1. ¹Department of Molecular & Medical Pharmacology, UCLA School of Medicine, Los Angeles, California 90095-1770, USA
2. ²The Crump Institute for Molecular Imaging, UCLA School of Medicine, Los Angeles, California 90095-1770, USA
3. ³Department of Radiology Bio-X program, Stanford University School of Medicine, USA
4. ⁴The Division of Nuclear Medicine, UCLA School of Medicine, Los Angeles, California 90095-1770, USA
5. ⁵UCLA/DOE Laboratory of Structural Biology & Molecular Medicine, UCLA School of Medicine, Los Angeles, California 90095-1770, USA
6. ⁶Molecular Biology Institute, UCLA School of Medicine, Los Angeles, California 90095-1770, USA
7. ⁷UCLA-Jonsson Comprehensive Cancer Center, UCLA School of Medicine, Los Angeles, California 90095-1770, USA
8. ⁸Department of Biomathematics, UCLA School of Medicine, Los Angeles, California 90095-1770, USA

Correspondence: Professor Sanjiv S Gambhir, MD, PhD, Stanford University School of Medicine, The James H. Clark Center, 318 Campus Dr, E150, Stanford, CA 94305-5427, USA. E-mail: sgambhir@stanford.edu

Received 27 March 2004; Published online 10 December 2004.

Abstract

Molecular imaging of a suicide transgene's expression will aid the development of efficient and precise targeting strategies, and imaging for cancer cell viability may assess therapeutic efficacy.

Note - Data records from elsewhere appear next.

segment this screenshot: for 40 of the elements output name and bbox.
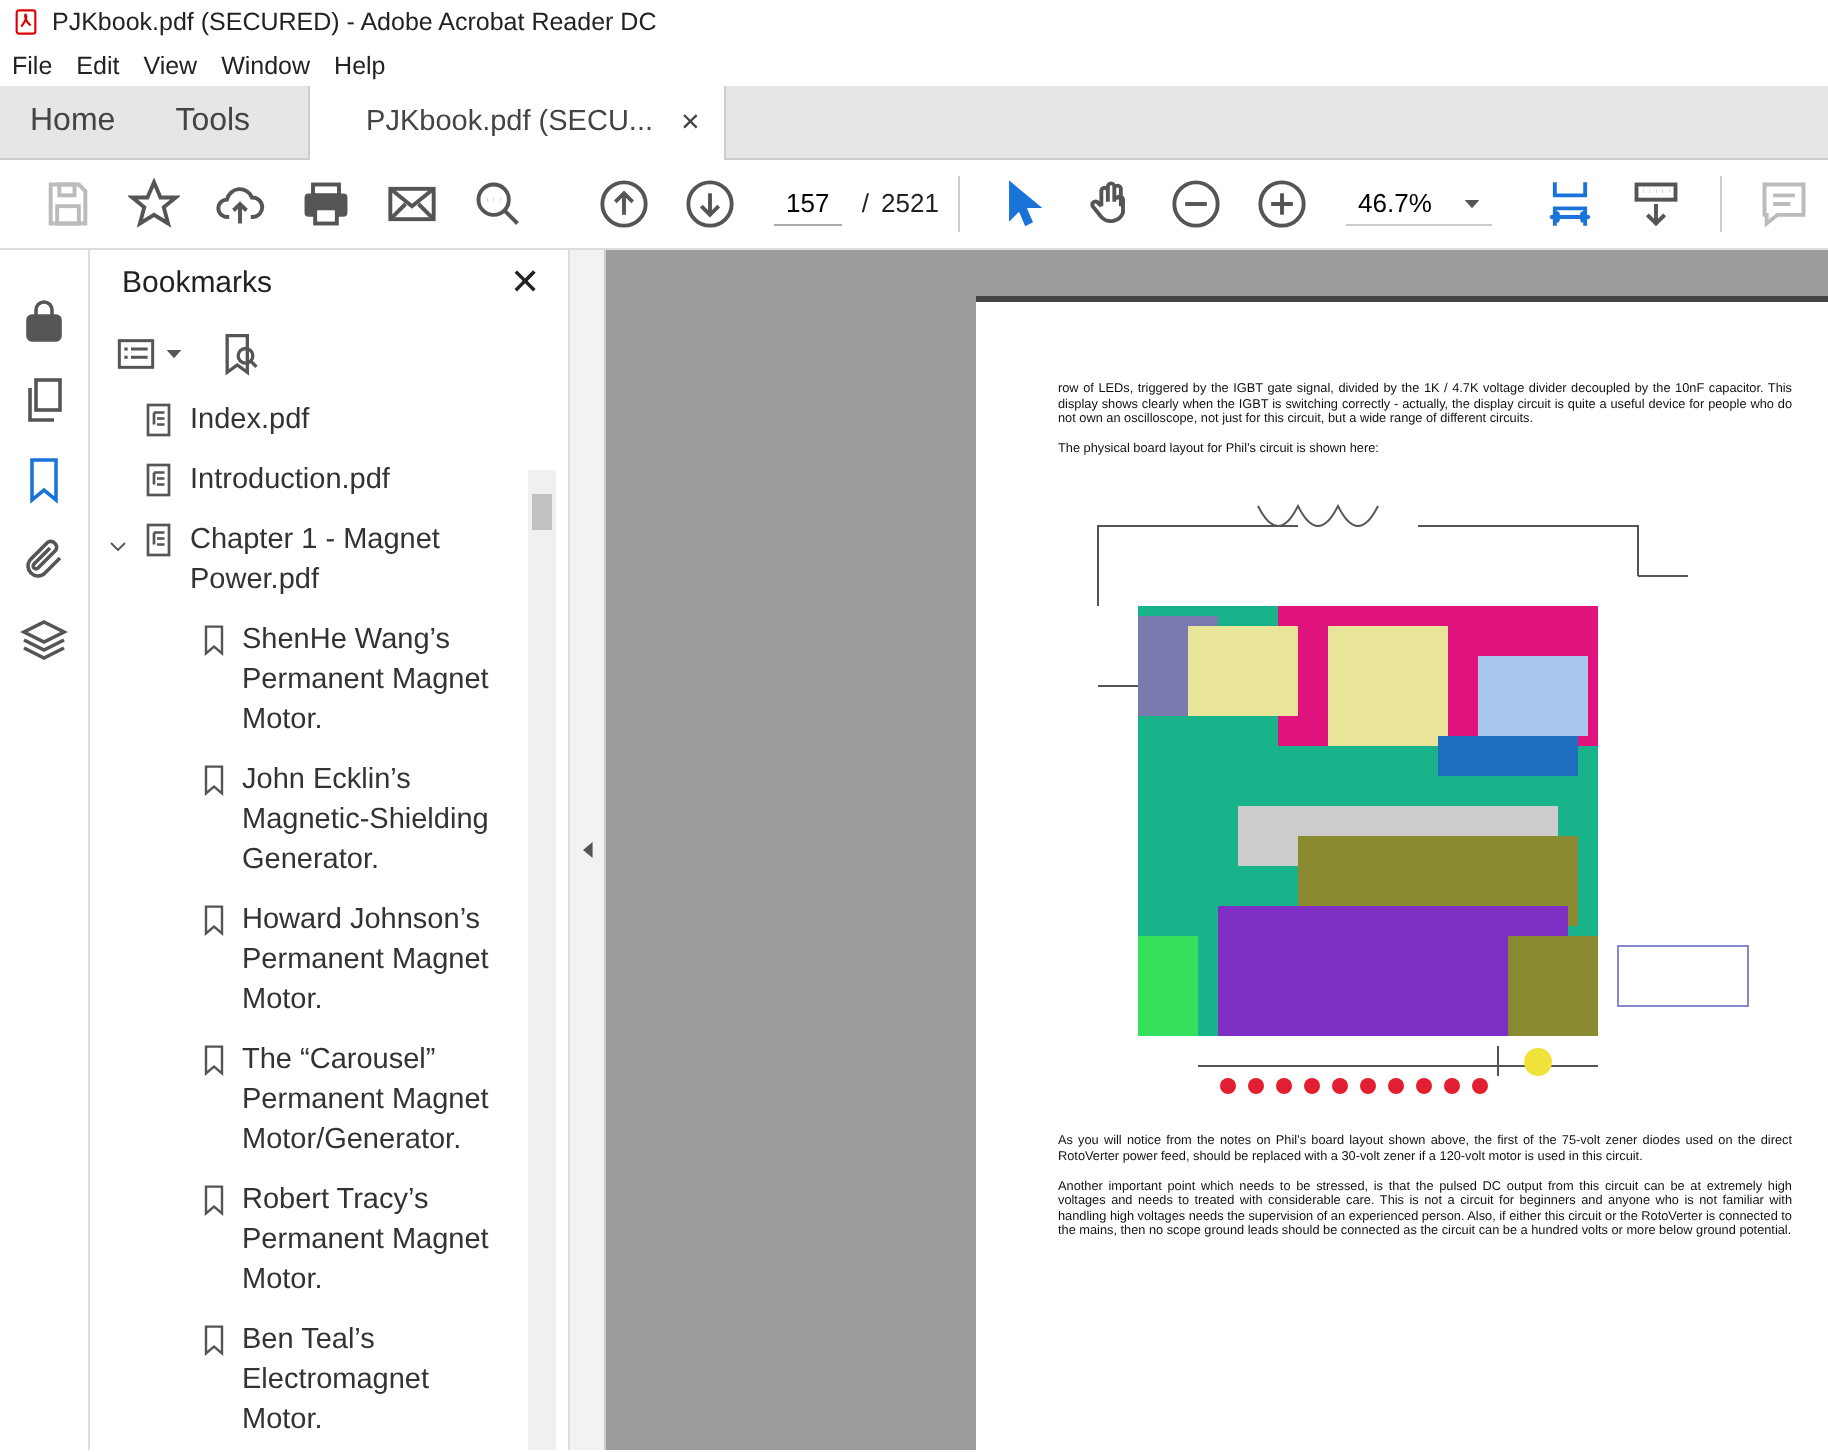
page-separator: / xyxy=(861,186,869,223)
bookmark-item[interactable]: Howard Johnson’s Permanent Magnet Motor. xyxy=(90,890,568,1030)
pdf-file-icon xyxy=(12,6,40,38)
close-button[interactable]: ✕ xyxy=(510,256,540,311)
zoom-dropdown[interactable]: 46.7% xyxy=(1346,181,1492,227)
window-title: PJKbook.pdf (SECURED) - Adobe Acrobat Reader DC xyxy=(52,5,657,40)
print-icon[interactable] xyxy=(300,178,353,230)
splitter-handle[interactable] xyxy=(570,250,606,1450)
arrow-down-circle-icon[interactable] xyxy=(684,178,737,230)
read-mode-icon[interactable] xyxy=(1630,178,1683,230)
tab[interactable]: Tools xyxy=(145,86,281,158)
list-options-icon xyxy=(114,333,158,374)
menu-item[interactable]: File xyxy=(0,44,65,86)
menu-item[interactable]: Edit xyxy=(64,44,132,86)
menu-item[interactable]: Window xyxy=(209,44,323,86)
document-tab[interactable]: PJKbook.pdf (SECU... × xyxy=(308,86,726,160)
page-count: 2521 xyxy=(881,186,939,223)
arrow-up-circle-icon[interactable] xyxy=(598,178,651,230)
bookmark-item[interactable]: Chapter 1 - Magnet Power.pdf xyxy=(90,510,568,610)
menu-item[interactable]: Help xyxy=(322,44,398,86)
menu-item[interactable]: View xyxy=(131,44,210,86)
scrollbar[interactable] xyxy=(528,470,556,1450)
bookmark-item[interactable]: Introduction.pdf xyxy=(90,450,568,510)
bookmark-item[interactable]: John Ecklin’s Magnetic-Shielding Generator. xyxy=(90,750,568,890)
bookmark-item[interactable]: The “Carousel” Permanent Magnet Motor/Generator. xyxy=(90,1030,568,1170)
caret-icon xyxy=(1463,195,1480,211)
bookmark-item[interactable]: ShenHe Wang’s Permanent Magnet Motor. xyxy=(90,610,568,750)
star-icon[interactable] xyxy=(127,178,180,230)
collapse-arrow-icon xyxy=(579,840,595,860)
panel-title: Bookmarks xyxy=(122,263,273,304)
bookmark-item[interactable]: Index.pdf xyxy=(90,390,568,450)
bookmark-item[interactable]: Robert Tracy’s Permanent Magnet Motor. xyxy=(90,1170,568,1310)
zoom-out-icon[interactable] xyxy=(1170,178,1223,230)
zoom-in-icon[interactable] xyxy=(1256,178,1309,230)
caret-icon xyxy=(166,345,182,362)
bookmark-item[interactable]: Ben Teal’s Electromagnet Motor. xyxy=(90,1310,568,1450)
close-icon[interactable]: × xyxy=(681,99,700,147)
tab[interactable]: Home xyxy=(0,86,146,158)
layers-icon[interactable] xyxy=(20,614,68,666)
lock-icon[interactable] xyxy=(20,294,68,346)
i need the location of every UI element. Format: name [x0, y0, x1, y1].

We used the PET reporter probe, 9-(4-[¹⁸F]fluoro-3-(hydroxymethyl)butyl)guanine ([¹⁸F]FHBG) to monitor the expression of a mutant Herpes Simplex Virus 1 thymidine kinase (HSV1-sr39tk) in C6 glioma tumors implanted subcutaneously in nude mice that were repetitively being treated with the pro-drug Ganciclovir (GCV). [¹⁸F]-Fluorodeoxyglucose ([¹⁸F]FDG), a metabolic tracer, was used to assess tumor cell viability and therapeutic efficacy. C6 glioma tumors stably expressing the HSV1-sr39tk gene (C6sr39) accumulated [¹⁸F]FHBG prior to GCV treatment. Significant declines in C6sr39 tumor volumes and [¹⁸F]FHBG and [¹⁸F]FDG accumulation were observed following 2 weeks of GCV treatment. However, 3 weeks after halting GCV treatment, the tumors re-grew and [¹⁸F]FDG accumulation increased significantly; in contrast, tumor [¹⁸F]FHBG concentrations remained at background levels. Therefore, [¹⁸F]FHBG can be used to detect tumors expressing HSV1-sr39tk, susceptible to regression in response to GCV exposure, and the effectiveness of GCV therapy in eradicating HSV1-sr39tk-expressing cells can be monitored by [¹⁸F]FHBG scanning. [¹⁸F]FHBG and [¹⁸F]FDG imaging data indicate that exposure of C6sr39 tumors to GCV causes the elimination of [¹⁸F]FHBG-accumulating C6sr39 cells and selects for re-growth of tumors unable to accumulate [¹⁸F]FHBG.